Lawmakers need a shave, and not at the barbershop

A sitting of the National Assembly.

A sitting of the National Assembly. 

Photo credit: File | Nation Media Group

The Salaries and Remuneration Commission (SRC) has told MPs that their sitting allowances will be put on the chopping board together with onions and carrots. MPs have responded that the SRC doesn’t want them to eat well, but nutritionists have since clarified that sitting allowances aren’t in the list of what constitutes a balanced diet and there shouldn’t be any cause for alarm as cutting down on junk spending is good for everyone’s health.

Kenyans are glad that we finally found a state agency that grew teeth and is willing to sink them into greedy flesh. For a long time, Kenyans have been asking dentists to examine the teeth of independent commissions and determine if they need more calcium, because most of them have been barking in a manner likely to suggest their teeth might fall off if they attempt to bite a sponge.

This tug-of-war between MPs and Kenyans has been going on ever since Jesus went back to be with his Father, and everyone’s been wondering who’d pick up the whip and clean the House from servants of God’s children motivated by avarice.

The SRC has chosen the right time to strike; when the iron is still bendable. We’re in the stomach of political campaigns, and MPs are back to washing utensils at people’s homes to prove that nothing puzzles God.

It would be difficult for any parliamentary aspirant to go out in public and point at the SRC with a stick right now even if they wanted to.

Every House aspirant is saying how they’ll bring back the good times, where we danced in the rain knowing the nearest dispensary would call to ask if we slept well after shivering from fun. They’re nodding their heads in agreement to everything the voter is asking, even promising to pick up from where Moses left off and investigate who ate the tender to supply manna from heaven. We must nail them on the cross now and wean the country off extravagant spending, or they’ll resurrect after being sworn into office and leave us with an empty tomb at the Treasury.

When you think of it, it’s difficult to understand how MPs have been receiving sitting allowances for doing the job they’re already being paid handsomely to do.

The National Assembly has 349 MPs while the Senate has 67 members all earning a uniform sitting allowance of Sh5,000 every time they log into the House. While the National Assembly holds four sittings a week, the Senate has three. That’s before you consider that each MP earns a basic salary of Sh710,000 and are entitled to a car grant of Sh7 million, mileage allowance, and a Sh20 million mortgage facility at an interest rate lower than those drills digging for oil in Turkana.

You don’t need to have passed in Mathematics to count the amount of money we are spending on helping the MPs sit well in the House. It’s a painfully mindboggling figure for a group of people who visit controversy more times than opening their mouths in Parliament.

With every passing election, MPs have increasingly brought Parliament closer to competing with money laundering in the category of the most preferred business for those who want to get rich quick. Even those who can’t read to save their lives have been emboldened to run for Parliament to go help their colleagues take the quality of debate to the dogs.
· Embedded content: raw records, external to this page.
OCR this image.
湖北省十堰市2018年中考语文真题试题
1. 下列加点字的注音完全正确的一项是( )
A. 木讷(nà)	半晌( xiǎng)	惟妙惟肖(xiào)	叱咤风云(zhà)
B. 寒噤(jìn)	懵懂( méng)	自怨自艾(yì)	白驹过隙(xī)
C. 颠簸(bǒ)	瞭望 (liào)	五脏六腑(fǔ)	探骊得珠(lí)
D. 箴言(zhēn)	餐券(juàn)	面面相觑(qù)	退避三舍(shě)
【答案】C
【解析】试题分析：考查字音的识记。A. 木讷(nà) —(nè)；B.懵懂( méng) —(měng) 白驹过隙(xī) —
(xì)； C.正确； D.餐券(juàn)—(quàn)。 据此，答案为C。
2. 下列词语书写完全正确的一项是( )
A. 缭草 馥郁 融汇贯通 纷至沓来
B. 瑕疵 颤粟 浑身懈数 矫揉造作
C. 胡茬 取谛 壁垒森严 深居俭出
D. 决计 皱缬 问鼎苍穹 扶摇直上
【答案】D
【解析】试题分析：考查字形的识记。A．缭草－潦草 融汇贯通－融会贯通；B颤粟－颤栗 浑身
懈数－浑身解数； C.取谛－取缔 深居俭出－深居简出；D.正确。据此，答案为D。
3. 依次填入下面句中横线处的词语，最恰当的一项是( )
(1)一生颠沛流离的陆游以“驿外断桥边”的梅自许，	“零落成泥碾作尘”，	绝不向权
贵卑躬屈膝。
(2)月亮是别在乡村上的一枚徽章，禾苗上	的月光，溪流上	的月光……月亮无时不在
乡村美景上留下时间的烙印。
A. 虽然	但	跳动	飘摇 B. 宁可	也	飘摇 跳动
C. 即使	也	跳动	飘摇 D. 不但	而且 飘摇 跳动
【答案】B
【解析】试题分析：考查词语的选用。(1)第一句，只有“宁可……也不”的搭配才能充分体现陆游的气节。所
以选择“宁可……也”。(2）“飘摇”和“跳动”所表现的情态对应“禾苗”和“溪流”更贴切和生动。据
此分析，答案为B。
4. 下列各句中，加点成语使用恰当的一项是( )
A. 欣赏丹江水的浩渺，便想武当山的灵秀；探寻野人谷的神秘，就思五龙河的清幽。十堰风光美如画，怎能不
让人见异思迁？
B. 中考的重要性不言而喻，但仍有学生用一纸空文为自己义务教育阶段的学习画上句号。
Kenyans rarely agree on critical national issues, but on this sitting allowance thingy we’re squatting with SRC and standing by the rule of law. The law is very clear that it’s criminal for any Kenyan leader to be seen slapping expensive liquor while starving Kenyans are begging for food on the streets.

MPs should join the queue and take a cut, because the one they’ve been taking at the barbershop doesn’t count.